ESPnet-EZ: Python-only ESPnet for Easy Fine-tuning and Integration
Masao Someki, Kwanghee Choi, Siddhant Arora, William Chen, Samuele Cornell, Jionghao Han, Yifan Peng, Jiatong Shi, Vaibhav Srivastav, Shinji Watanabe
TL;DR
ESPnet-EZ introduces a Python-only extension to ESPnet that removes Kaldi-style Bash dependencies to enable easy fine-tuning and integration with Python-centric ML stacks. The design centers on a Trainer and ESPNetEZDataset to provide modular, data-driven tooling and Python-based data loading, compatible with PyTorch Lightning, Hugging Face, Datasets, and Lhotse. Empirical results show substantial reductions in engineering effort and dependencies while maintaining broad task coverage across ASR, ST, SLU, TTS, and low-resource languages, demonstrated through multiple fine-tuning scenarios and live integration demos.

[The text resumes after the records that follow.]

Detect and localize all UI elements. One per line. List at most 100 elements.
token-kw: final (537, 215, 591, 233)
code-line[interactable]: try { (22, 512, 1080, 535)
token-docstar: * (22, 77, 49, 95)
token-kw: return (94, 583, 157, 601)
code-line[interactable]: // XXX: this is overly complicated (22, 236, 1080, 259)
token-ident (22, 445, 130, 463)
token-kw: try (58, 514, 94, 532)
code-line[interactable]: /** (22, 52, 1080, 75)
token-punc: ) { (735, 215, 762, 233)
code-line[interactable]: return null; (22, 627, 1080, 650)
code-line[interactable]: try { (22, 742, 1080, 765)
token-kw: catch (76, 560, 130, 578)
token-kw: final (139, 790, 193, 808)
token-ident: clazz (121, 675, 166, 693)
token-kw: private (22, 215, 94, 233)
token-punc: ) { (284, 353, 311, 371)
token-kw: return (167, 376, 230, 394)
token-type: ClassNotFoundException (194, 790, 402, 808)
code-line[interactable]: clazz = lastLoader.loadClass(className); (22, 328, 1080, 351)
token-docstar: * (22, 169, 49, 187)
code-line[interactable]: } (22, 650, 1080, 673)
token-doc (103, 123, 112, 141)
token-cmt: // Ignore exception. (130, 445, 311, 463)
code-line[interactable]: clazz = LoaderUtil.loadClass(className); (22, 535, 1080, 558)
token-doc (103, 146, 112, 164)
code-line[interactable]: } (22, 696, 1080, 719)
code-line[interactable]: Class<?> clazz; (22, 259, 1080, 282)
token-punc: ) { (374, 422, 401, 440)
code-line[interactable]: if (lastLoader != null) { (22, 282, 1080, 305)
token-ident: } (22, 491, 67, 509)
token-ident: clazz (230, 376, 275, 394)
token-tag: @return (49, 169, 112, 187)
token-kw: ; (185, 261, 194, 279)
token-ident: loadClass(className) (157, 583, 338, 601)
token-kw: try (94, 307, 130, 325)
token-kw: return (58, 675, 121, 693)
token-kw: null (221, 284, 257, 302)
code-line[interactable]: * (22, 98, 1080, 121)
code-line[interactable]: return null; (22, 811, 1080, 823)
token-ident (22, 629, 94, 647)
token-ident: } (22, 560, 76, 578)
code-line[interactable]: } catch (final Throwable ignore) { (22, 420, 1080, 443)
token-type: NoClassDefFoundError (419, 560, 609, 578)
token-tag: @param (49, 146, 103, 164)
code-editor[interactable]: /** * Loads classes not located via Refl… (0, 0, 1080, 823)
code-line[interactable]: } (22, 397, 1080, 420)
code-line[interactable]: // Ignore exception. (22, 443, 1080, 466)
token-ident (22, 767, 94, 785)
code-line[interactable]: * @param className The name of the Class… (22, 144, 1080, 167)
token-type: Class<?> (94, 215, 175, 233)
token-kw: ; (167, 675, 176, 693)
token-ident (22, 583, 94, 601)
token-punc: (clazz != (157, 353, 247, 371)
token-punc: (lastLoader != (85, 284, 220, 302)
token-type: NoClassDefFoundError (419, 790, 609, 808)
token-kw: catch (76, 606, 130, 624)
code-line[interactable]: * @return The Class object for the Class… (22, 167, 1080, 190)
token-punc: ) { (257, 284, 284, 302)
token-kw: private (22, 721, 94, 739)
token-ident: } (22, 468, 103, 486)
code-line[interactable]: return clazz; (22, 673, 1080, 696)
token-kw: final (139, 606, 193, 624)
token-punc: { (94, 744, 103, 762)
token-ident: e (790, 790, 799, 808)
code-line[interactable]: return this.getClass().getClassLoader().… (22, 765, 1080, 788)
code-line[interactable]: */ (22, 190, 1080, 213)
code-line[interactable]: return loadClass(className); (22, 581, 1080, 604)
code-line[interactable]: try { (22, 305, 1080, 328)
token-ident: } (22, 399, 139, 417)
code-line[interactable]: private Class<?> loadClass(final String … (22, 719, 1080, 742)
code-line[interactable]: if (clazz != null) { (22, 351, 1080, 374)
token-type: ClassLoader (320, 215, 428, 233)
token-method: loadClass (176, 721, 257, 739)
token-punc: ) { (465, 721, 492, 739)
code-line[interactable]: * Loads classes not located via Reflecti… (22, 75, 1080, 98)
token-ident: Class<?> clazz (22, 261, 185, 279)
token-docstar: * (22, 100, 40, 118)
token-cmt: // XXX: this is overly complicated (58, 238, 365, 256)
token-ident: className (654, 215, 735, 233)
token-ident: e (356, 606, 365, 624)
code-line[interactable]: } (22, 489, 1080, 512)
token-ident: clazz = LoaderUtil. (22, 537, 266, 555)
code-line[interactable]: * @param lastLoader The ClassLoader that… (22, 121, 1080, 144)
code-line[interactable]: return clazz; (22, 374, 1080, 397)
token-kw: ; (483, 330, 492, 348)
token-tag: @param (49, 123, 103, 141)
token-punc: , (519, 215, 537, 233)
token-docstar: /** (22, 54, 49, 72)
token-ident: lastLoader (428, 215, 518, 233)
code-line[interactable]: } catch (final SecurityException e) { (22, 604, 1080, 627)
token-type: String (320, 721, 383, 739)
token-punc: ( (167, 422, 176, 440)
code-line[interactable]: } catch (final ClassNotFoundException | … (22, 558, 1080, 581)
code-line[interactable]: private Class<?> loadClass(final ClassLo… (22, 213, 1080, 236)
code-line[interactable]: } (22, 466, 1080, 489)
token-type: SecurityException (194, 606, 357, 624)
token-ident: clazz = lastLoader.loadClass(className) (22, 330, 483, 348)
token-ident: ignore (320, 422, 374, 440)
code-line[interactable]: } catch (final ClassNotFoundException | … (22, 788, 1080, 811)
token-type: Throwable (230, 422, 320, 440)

The work demonstrates that a Python-native layer can simplify practical model fine-tuning and deployment without sacrificing ESPnet’s multi-task reach, enabling faster experimentation and easier adoption in standard ML workflows.
Abstract
We introduce ESPnet-EZ, an extension of the open-source speech processing toolkit ESPnet, aimed at quick and easy development of speech models. ESPnet-EZ focuses on two major aspects: (i) easy fine-tuning and inference of existing ESPnet models on various tasks and (ii) easy integration with popular deep neural network frameworks such as PyTorch-Lightning, Hugging Face transformers and datasets, and Lhotse. By replacing ESPnet design choices inherited from Kaldi with a Python-only, Bash-free interface, we dramatically reduce the effort required to build, debug, and use a new model. For example, to fine-tune a speech foundation model, ESPnet-EZ, compared to ESPnet, reduces the number of newly written code by 2.7x and the amount of dependent code by 6.7x while dramatically reducing the Bash script dependencies. The codebase of ESPnet-EZ is publicly available.